As part of the Bald Eagle Nest Watch program, staff and volunteers have been monitoring an active bald eagle nest found within the 1000 Islands Conservancy Zone. Stay up to date with the highlights and important moments of the nesting season here.
In order to give the eaglets the best chance of survival, it is important to limit disturbance to the nest. The nest is difficult to find and see, and the specific nest location will not be released publicly in order to prevent disturbance to the nest site and property owners bordering the Conservancy Zone. The Bald and Golden Eagle Protection Act (16 U.S.C. 668-668c) prohibits disturbance to the eagles or the nesting site, including coming within 300 feet of an active nest tree, and the use of drones to view a nest. 1000 Islands Conservancy Zone includes 350 acres of protected land with ongoing restoration and educational activities.
May 1, 2021 – How many adults??
The excitement continues at the 1000 Islands bald eagle nest. Our monitoring session on Saturday caught not one, not two, but THREE adults on the nest at the same time. Occurrences like this are uncommon, but not unheard of. There is a great article from Audubon that made the rounds a couple of years ago about a trio of adult eagles co-parenting in a single nest in Illinois.
For this particular nest we immediately start wondering if there are two females that perhaps shared in egg laying, adding up to four eaglets, or are their two males? We aren’t quite sure just yet, but we will continue to look for signs that will help us determine the sex of the adults. Unfortunately, male and female bald eagles look almost identical. Females tend to be a little larger, have a more robust beak and a more defined brow. All things that are difficult to determine while observing at a safe distance. Video that confirmed the trio of adults gives a first impression that the third eagle landing on the nest appears to be a little smaller than the other two. We will continue to observe and try to determine the make-up of this trio. No mater what, we are all more hopeful that three adults will be able to keep up with feeding four eaglets.

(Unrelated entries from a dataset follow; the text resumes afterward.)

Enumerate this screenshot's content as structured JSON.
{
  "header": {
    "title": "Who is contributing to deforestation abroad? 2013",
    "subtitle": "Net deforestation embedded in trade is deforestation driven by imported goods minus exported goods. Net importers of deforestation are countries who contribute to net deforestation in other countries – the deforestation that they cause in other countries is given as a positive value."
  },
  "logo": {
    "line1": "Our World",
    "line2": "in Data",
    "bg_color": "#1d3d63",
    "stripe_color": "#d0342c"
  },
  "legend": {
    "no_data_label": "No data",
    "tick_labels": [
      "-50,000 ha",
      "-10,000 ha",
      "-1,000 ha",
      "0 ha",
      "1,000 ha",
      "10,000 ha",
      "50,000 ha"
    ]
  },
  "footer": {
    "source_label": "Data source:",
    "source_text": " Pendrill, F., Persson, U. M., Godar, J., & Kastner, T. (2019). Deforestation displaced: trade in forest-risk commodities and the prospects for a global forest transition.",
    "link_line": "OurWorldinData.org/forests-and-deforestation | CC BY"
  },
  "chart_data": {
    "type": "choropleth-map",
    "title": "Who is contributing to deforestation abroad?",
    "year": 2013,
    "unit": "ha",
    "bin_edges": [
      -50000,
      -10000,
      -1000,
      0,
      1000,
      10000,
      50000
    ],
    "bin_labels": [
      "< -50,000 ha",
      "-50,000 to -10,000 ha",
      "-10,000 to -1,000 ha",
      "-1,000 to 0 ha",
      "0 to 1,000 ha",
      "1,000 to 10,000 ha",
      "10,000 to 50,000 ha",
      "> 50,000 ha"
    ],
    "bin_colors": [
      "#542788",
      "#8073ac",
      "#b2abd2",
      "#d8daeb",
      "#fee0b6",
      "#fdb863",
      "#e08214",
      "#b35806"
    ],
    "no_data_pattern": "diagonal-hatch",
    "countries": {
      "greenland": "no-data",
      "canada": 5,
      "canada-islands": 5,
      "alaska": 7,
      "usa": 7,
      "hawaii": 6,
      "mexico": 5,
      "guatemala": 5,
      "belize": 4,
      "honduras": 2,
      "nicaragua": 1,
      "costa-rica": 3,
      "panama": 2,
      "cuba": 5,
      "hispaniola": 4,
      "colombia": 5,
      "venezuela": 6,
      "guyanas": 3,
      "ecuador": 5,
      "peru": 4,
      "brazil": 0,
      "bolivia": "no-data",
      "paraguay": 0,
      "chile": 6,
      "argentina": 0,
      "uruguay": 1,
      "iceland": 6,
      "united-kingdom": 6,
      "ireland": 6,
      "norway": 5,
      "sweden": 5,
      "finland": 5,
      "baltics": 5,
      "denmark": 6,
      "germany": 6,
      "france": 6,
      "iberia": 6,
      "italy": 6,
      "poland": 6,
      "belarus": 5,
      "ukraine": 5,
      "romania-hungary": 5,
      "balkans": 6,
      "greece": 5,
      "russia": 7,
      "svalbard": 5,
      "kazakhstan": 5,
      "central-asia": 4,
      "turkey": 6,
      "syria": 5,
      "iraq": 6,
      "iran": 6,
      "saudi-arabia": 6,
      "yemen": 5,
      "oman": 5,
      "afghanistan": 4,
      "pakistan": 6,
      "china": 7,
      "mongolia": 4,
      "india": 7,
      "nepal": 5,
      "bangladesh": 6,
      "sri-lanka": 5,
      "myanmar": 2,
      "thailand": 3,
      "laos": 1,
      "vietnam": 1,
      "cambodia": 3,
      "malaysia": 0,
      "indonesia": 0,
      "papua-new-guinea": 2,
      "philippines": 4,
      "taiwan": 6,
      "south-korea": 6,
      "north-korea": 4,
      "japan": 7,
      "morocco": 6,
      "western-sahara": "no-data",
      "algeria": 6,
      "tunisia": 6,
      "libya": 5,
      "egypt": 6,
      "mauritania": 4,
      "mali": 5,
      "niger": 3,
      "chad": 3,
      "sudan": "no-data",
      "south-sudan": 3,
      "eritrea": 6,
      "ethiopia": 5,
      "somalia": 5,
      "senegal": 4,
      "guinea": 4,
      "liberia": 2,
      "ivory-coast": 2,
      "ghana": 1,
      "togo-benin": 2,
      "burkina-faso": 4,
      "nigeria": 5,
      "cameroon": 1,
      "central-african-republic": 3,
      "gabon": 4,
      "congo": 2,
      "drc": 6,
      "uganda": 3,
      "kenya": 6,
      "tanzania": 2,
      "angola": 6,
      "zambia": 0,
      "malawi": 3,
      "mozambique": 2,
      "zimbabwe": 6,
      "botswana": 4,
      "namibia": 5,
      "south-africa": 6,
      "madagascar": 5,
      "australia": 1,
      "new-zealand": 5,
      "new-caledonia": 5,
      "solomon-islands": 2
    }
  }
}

April 30, 2021 – Feeding Time
We finally lucked out and were able to watch a feeding session. Watch a video of it here. One of the adults returned to the nest with food for the eaglets. They all feasted for about 20 minutes. It great to see everyone still looking healthy. It is a big job to keep all four eaglets fed. Thankfully, there should be plenty of fish in the river to sustain them as long as the adults are successful hunters and scavengers. Gizzard shad are a favorite food source.
April 28, 2021 – Anxiously watching
With the excitement of four eaglets in the nest we are trying to increase the time spent monitoring. Staff got out to do two monitoring sessions today in hopes of getting a glimpse of all four eaglets as well as watching for feeding to see how well all four of them are eating. Our first monitoring session just missed what looked like the tail end of some feeding. No feeding observed in the second session either, but we were able to get some good video. There isn’t a point where you can clearly see all four heads at once, but if you watch carefully starting at about 1:14 you can see what looks to be 4 individual heads pop up for a moment. Hopefully one of our monitoring sessions will catch some feeding action to give us a better indication of how all of the eaglets are doing.
April 24, 2021 – Confirmed Quads
After another monitoring session and reviewing video of the nest, we have been able to confirm that there are four chicks in the nest! This is an extremely rare occurrence for bald eagles. To our knowledge, there have only been 3 other documented nests with 4 chicks in the United States. We will be watching closely to see how they do.
April 23, 2021 – View of Chicks
Two eaglets were visibly eating and active, but the 3rd eaglet was smaller and off to the side. One adult was spending more time feeding the first two eaglets, then the second adult came to the nest and the first adult flew to perch in a nearby tree. Exciting to see 3!
April 11, 2021 – Feeding
Two adult eagles in the area either in the nest tree or soaring overhead. Video shows the adults feeding into the nest. This is a great confirmation of hatching. No visual on the eaglets just yet.
April 2, 2021 – Brooding
Initially seemed that the adult on the nest was just incubating but she/he moved several times during the hour. At the end of my hour, the other adult came to the nest and both birds spent about 1 minute looking into the nest. No feeding evidence was seen but with all the movement in the nest I thought an egg may be hatching.
February 28, 2021 – Incubation
Incubation is noticed for the first time. Adult eagle is in the nest when monitoring session started and then second eagle flew in and took over incubation duties.
February 3, 2021 – Start of Monitoring Season
Many juveniles in the area. Spotted 2 adult eagles during the monitoring session, but they did not interact. One adult perched in the nest tree for a short time at the end of the monitoring session. No nesting or breeding activity noticed.